Hawksworth and co-driver Aaron Telitz led home the Canadian squad’s maiden 1-2 result aboard the No. 14 Lexus RC F GT3, having stayed out front in the GT Daytona ranks for the duration of the two-hour 40-minute contest.
Telitz battled through tricky wet conditions at the start before handing over to Hawksworth with a healthy advantage, finishing ahead of the sister No. 12 Lexus entry of Townsend Bell and Frankie Montecalvo.
“To be honest Aaron did most of the hard work there in the beginning; the conditions were obviously tricky and it was really important in qualifying to start up the front,” explained Hawksworth.
“Those conditions, drying track on slicks usually suit our car quite well, we were able to generate temperature and Aaron got a good jump and put a nice gap on the field.
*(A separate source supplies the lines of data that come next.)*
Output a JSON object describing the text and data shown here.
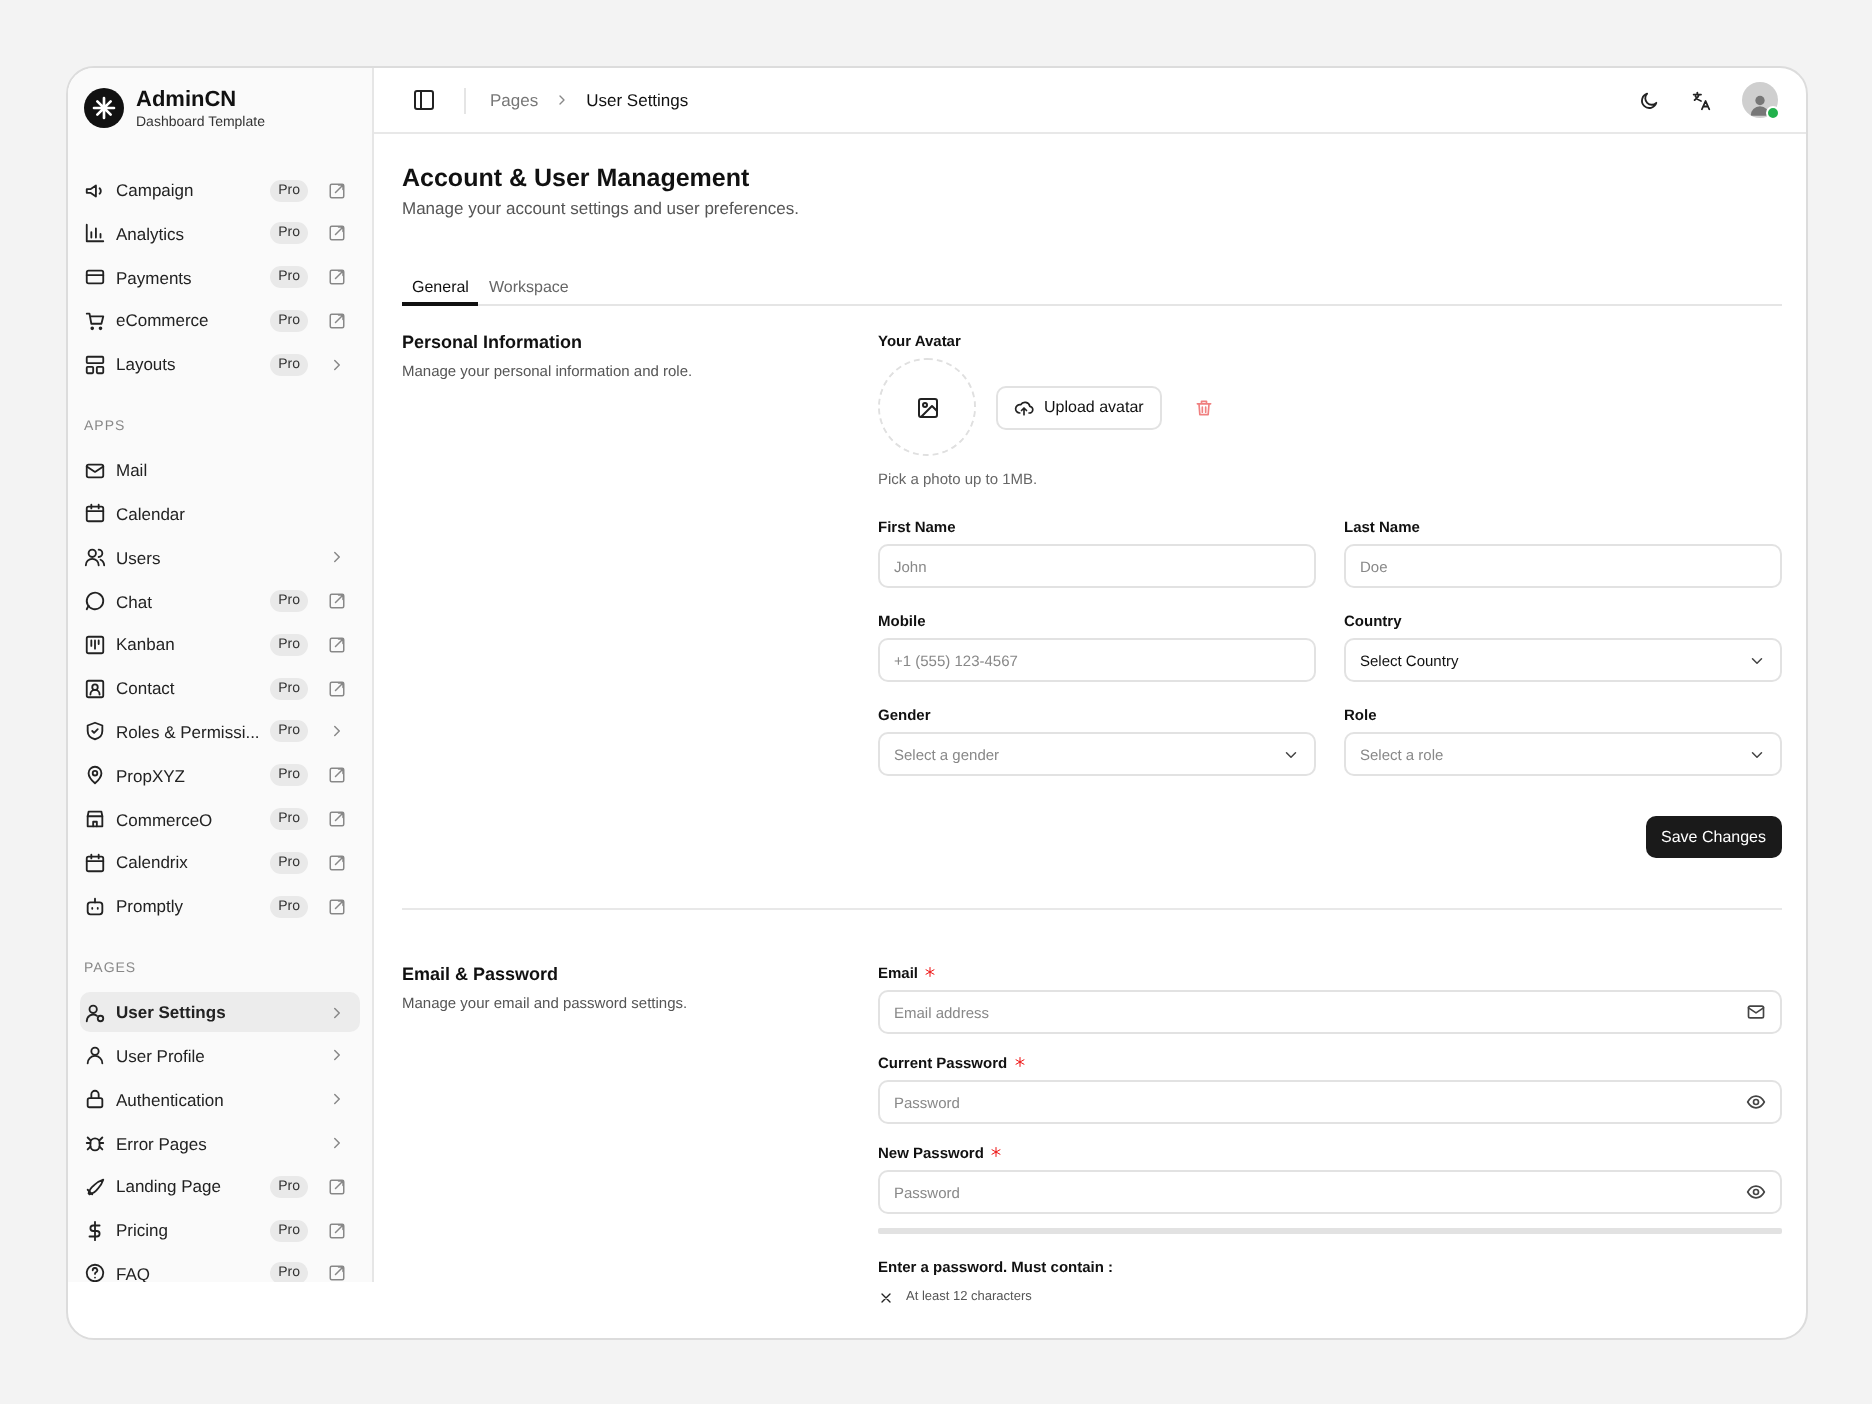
{
  "brand": {
    "name": "AdminCN",
    "tagline": "Dashboard Template"
  },
  "sidebar": {
    "sections": [
      {
        "items": [
          {
            "label": "Campaign",
            "badge": "Pro",
            "kind": "external",
            "selected": false
          },
          {
            "label": "Analytics",
            "badge": "Pro",
            "kind": "external",
            "selected": false
          },
          {
            "label": "Payments",
            "badge": "Pro",
            "kind": "external",
            "selected": false
          },
          {
            "label": "eCommerce",
            "badge": "Pro",
            "kind": "external",
            "selected": false
          },
          {
            "label": "Layouts",
            "badge": "Pro",
            "kind": "submenu",
            "selected": false
          }
        ]
      },
      {
        "title": "APPS",
        "items": [
          {
            "label": "Mail",
            "selected": false
          },
          {
            "label": "Calendar",
            "selected": false
          },
          {
            "label": "Users",
            "kind": "submenu",
            "selected": false
          },
          {
            "label": "Chat",
            "badge": "Pro",
            "kind": "external",
            "selected": false
          },
          {
            "label": "Kanban",
            "badge": "Pro",
            "kind": "external",
            "selected": false
          },
          {
            "label": "Contact",
            "badge": "Pro",
            "kind": "external",
            "selected": false
          },
          {
            "label": "Roles & Permissi...",
            "badge": "Pro",
            "kind": "submenu",
            "selected": false
          },
          {
            "label": "PropXYZ",
            "badge": "Pro",
            "kind": "external",
            "selected": false
          },
          {
            "label": "CommerceO",
            "badge": "Pro",
            "kind": "external",
            "selected": false
          },
          {
            "label": "Calendrix",
            "badge": "Pro",
            "kind": "external",
            "selected": false
          },
          {
            "label": "Promptly",
            "badge": "Pro",
            "kind": "external",
            "selected": false
          }
        ]
      },
      {
        "title": "PAGES",
        "items": [
          {
            "label": "User Settings",
            "kind": "submenu",
            "selected": true
          },
          {
            "label": "User Profile",
            "kind": "submenu",
            "selected": false
          },
          {
            "label": "Authentication",
            "kind": "submenu",
            "selected": false
          },
          {
            "label": "Error Pages",
            "kind": "submenu",
            "selected": false
          },
          {
            "label": "Landing Page",
            "badge": "Pro",
            "kind": "external",
            "selected": false
          },
          {
            "label": "Pricing",
            "badge": "Pro",
            "kind": "external",
            "selected": false
          },
          {
            "label": "FAQ",
            "badge": "Pro",
            "kind": "external",
            "selected": false
          }
        ]
      }
    ]
  },
  "header": {
    "breadcrumb": [
      "Pages",
      "User Settings"
    ],
    "user": {
      "online": true
    }
  },
  "page": {
    "title": "Account & User Management",
    "subtitle": "Manage your account settings and user preferences."
  },
  "tabs": [
    {
      "label": "General",
      "selected": true
    },
    {
      "label": "Workspace",
      "selected": false
    }
  ],
  "personal": {
    "title": "Personal Information",
    "description": "Manage your personal information and role.",
    "avatar": {
      "label": "Your Avatar",
      "upload": "Upload avatar",
      "hint": "Pick a photo up to 1MB."
    },
    "fields": [
      {
        "label": "First Name",
        "kind": "input",
        "placeholder": "John"
      },
      {
        "label": "Last Name",
        "kind": "input",
        "placeholder": "Doe"
      },
      {
        "label": "Mobile",
        "kind": "input",
        "placeholder": "+1 (555) 123-4567"
      },
      {
        "label": "Country",
        "kind": "select",
        "value": "Select Country"
      },
      {
        "label": "Gender",
        "kind": "select",
        "placeholder": "Select a gender"
      },
      {
        "label": "Role",
        "kind": "select",
        "placeholder": "Select a role"
      }
    ],
    "save": "Save Changes"
  },
  "security": {
    "title": "Email & Password",
    "description": "Manage your email and password settings.",
    "fields": [
      {
        "label": "Email",
        "required": true,
        "kind": "email",
        "placeholder": "Email address"
      },
      {
        "label": "Current Password",
        "required": true,
        "kind": "password",
        "placeholder": "Password"
      },
      {
        "label": "New Password",
        "required": true,
        "kind": "password",
        "placeholder": "Password"
      }
    ],
    "strength": {
      "level": 0
    },
    "rules_title": "Enter a password. Must contain :",
    "rules": [
      {
        "text": "At least 12 characters",
        "met": false
      }
    ]
  }
}
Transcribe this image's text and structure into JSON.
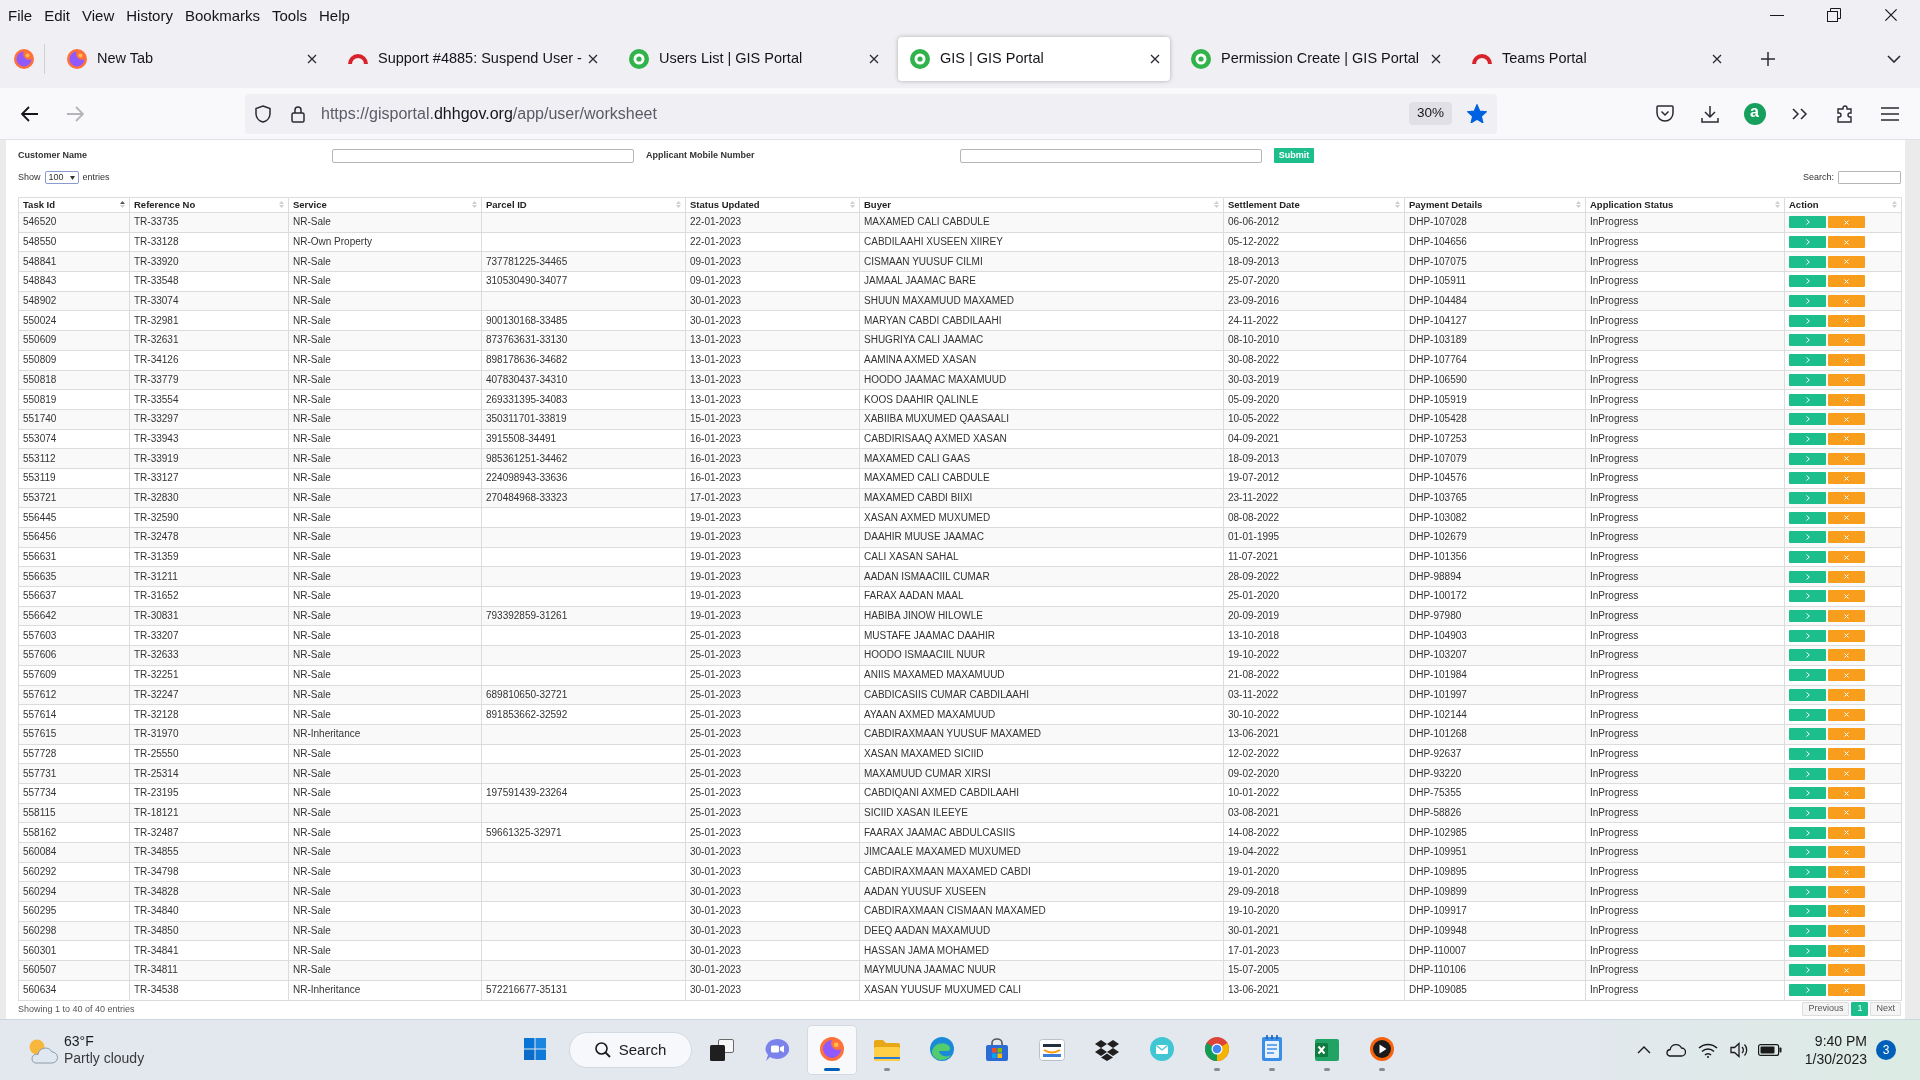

“Once I got in at the stops the track was pretty much fully dry at that point, a couple of puddles but nothing really on the racing line.
“So at that point for me, we already had a gap so I just tried to maintain position, maintain the lead, and bring it home.
“The fuel windows were very tight for this race for either a two-stop or a three-stop, so we had to monitor fuel a little bit.
“I didn’t see another GTD car all day so I’m not complaining. The Lexus RC F GT3s were absolutely on rails all day. [I’m] absolutely delighted with the result for everyone involved.”
Bell Recalls “Frightening” Trip to Make Daytona
On the other side of the AVS tent, one of the drivers barely made the race, with Bell pulling double duty between Daytona and NBC Sports IndyCar commentary duties at Indianapolis Motor Speedway.
Bell took a private plane with AVS co-owners Jimmy Vasser and James ‘Sulli’ Sullivan from Indy on Saturday afternoon to be back at Daytona in time for the IMSA WeatherTech SportsCar Championship race.
However, a mid-flight cabin pressurization problem forced them to land in Jacksonville, Fla. before renting a car and driving the remainder of the 1-hour 30-minute journey to Daytona, arriving at the circuit with just minutes to spare.
“Well, frightened is probably accurate because we had an issue in the sky. Anytime the pilot is pulling out the owner’s manual generally not a good sign mid-flight,” Bell said.
“We could tell on takeoff the pressurization was in and out and you could feel your ears plugging up and then releasing and I could hear the pressurization tank at the back of the plane going.
“We had to level off at like 12,000 feet while they worked on it and then they said, ‘we have to go back to Indy’ and I was like, ‘there’s no way after all the effort put into this that I’m missing that race.’
“We came up with a plan to fly low but when you do that you burn fuel so then we didn’t have enough gas so we had this splash and go strategy worked out.
“In the end, they manually pressurized the cabin climbed to 27,000 feet to get better efficiency. It’s the long way of telling you we were determined to be here tonight.
“I’m so glad we did because first 1-2 for AIM Vasser Sullivan and Lexus; what a great feeling.”